Exponential Convergence Rates for Stochastically Ordered Markov Processes with Random Initial Conditions

TL;DR

This paper derives computable exponential convergence rates for a broad class of stochastically ordered Markov processes with random initial conditions, extending previous fixed-initial-state results and illustrating with queueing models.

Contribution

It extends existing convergence rate results to include stochastic initial conditions, providing explicit bounds using moment-generating functions.

Findings

Established exponential convergence bounds for processes with random initial states.

Applied results to M/M/1 queue with rate changes, a novel setting.

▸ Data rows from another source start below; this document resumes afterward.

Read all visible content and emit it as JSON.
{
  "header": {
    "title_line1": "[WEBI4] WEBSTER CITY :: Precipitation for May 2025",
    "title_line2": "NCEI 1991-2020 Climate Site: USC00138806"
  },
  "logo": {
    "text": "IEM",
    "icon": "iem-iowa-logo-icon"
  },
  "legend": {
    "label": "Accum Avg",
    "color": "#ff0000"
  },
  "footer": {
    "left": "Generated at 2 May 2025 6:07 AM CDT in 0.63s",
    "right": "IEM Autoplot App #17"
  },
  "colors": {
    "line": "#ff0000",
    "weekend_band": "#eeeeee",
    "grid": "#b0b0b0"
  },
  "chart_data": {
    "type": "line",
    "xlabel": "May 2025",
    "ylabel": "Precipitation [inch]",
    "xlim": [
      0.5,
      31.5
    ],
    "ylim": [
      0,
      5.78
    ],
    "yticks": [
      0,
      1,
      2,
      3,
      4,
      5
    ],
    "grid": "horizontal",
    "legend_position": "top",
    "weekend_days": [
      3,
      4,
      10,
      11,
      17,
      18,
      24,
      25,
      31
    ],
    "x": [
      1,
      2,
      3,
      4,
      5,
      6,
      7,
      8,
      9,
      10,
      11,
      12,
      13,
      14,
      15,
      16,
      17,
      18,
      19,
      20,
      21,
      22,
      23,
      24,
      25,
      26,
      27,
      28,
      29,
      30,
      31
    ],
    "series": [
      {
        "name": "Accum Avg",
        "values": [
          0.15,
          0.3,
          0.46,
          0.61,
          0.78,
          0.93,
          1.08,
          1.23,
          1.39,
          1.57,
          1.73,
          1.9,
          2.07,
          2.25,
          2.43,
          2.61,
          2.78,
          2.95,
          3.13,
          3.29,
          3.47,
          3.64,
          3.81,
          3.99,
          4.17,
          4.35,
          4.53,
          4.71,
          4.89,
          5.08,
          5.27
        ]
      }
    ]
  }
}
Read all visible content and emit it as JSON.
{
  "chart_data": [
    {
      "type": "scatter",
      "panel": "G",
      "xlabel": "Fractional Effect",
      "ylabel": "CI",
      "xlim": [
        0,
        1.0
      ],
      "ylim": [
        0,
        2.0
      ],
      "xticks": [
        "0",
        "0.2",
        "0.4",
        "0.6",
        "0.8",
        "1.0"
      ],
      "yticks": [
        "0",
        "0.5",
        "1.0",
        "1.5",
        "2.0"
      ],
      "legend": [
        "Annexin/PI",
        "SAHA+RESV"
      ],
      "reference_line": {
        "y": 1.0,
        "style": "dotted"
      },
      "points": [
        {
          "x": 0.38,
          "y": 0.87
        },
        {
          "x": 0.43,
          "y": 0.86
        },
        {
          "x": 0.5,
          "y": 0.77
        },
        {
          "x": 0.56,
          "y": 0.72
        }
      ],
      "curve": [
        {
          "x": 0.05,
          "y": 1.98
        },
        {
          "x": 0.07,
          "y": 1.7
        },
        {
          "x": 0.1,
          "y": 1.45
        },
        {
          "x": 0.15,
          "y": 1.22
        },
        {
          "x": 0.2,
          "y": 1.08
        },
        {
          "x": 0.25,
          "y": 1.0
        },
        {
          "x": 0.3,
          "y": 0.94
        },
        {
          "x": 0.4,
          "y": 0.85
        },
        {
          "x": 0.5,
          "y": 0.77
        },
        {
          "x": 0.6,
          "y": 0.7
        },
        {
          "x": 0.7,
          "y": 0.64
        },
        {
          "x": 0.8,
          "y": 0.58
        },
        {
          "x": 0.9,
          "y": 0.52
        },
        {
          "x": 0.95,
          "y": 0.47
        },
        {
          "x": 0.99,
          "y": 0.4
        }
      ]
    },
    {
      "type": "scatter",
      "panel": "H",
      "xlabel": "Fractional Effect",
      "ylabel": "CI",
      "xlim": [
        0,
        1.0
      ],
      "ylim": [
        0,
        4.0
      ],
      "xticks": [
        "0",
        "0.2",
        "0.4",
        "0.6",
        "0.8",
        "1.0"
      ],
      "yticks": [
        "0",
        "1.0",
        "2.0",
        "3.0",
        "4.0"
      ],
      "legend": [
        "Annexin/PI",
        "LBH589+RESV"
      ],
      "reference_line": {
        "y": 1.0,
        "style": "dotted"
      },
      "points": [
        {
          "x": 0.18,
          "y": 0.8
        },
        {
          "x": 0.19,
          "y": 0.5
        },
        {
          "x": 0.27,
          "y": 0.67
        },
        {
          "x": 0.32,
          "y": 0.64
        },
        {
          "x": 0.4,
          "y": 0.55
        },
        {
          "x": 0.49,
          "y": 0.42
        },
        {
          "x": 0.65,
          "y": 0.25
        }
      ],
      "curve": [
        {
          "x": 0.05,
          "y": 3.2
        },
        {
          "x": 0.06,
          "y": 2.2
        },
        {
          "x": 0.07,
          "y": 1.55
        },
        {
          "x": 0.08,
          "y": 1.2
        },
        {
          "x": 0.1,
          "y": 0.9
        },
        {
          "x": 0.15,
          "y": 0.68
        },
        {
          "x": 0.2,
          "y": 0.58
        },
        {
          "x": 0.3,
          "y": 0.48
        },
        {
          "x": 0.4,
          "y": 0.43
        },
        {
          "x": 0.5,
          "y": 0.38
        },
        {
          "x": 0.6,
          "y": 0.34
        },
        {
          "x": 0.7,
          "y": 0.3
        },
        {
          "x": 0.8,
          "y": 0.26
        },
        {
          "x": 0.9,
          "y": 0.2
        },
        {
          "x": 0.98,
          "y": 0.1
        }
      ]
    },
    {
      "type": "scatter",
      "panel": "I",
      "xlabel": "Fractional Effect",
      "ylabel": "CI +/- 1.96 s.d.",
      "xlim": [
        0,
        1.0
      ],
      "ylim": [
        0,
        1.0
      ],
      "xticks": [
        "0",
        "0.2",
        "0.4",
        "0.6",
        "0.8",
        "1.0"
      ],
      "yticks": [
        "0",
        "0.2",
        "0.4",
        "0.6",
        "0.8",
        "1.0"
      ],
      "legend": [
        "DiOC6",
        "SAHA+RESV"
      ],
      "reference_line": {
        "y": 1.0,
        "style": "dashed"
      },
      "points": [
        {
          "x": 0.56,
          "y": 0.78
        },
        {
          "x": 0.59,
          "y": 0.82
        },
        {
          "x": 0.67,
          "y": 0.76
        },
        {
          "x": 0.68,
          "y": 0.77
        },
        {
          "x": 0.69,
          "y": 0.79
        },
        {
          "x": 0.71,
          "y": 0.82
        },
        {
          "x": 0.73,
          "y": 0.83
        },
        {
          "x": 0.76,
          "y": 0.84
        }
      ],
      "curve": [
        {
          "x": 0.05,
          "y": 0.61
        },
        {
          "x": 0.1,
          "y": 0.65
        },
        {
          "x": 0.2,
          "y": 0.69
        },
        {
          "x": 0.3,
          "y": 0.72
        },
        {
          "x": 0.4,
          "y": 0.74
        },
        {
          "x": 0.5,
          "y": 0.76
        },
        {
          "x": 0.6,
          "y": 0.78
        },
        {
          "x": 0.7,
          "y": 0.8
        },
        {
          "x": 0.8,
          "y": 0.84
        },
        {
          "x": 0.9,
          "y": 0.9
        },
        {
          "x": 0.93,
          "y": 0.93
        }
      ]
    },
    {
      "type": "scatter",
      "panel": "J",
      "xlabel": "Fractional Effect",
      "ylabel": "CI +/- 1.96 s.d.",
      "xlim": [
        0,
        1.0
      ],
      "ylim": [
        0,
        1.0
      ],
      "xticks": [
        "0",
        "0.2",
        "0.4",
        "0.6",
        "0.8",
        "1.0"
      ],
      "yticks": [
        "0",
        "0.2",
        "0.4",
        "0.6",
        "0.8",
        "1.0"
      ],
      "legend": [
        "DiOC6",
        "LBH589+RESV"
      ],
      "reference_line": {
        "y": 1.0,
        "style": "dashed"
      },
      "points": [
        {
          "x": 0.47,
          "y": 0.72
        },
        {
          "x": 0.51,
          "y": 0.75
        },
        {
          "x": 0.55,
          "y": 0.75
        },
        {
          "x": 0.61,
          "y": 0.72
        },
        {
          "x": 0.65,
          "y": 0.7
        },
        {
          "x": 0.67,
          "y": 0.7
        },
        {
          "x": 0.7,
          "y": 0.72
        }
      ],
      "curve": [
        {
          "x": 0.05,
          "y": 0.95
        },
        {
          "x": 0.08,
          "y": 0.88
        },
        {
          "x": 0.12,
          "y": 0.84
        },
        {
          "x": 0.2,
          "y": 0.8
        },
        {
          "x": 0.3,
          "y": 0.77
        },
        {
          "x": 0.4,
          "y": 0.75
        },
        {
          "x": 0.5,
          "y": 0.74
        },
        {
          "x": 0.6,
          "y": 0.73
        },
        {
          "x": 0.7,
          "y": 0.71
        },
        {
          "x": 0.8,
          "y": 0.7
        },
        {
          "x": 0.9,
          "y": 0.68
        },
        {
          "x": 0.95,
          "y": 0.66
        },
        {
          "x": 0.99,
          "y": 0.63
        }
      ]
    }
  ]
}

Provided explicit convergence rate formulas for practical queueing scenarios.

Abstract

In this brief paper we find computable exponential convergence rates for a large class of stochastically ordered Markov processes. We extend the result of Lund, Meyn, and Tweedie (1996), who found exponential convergence rates for stochastically ordered Markov processes starting from a fixed initial state, by allowing for a random initial condition that is also stochastically ordered. Our bounds are formulated in terms of moment-generating functions of hitting times. To illustrate our result, we find an explicit exponential convergence rate for an M/M/1 queue beginning in equilibrium and then experiencing a change in its arrival or departure rates, a setting which has not been studied to our knowledge.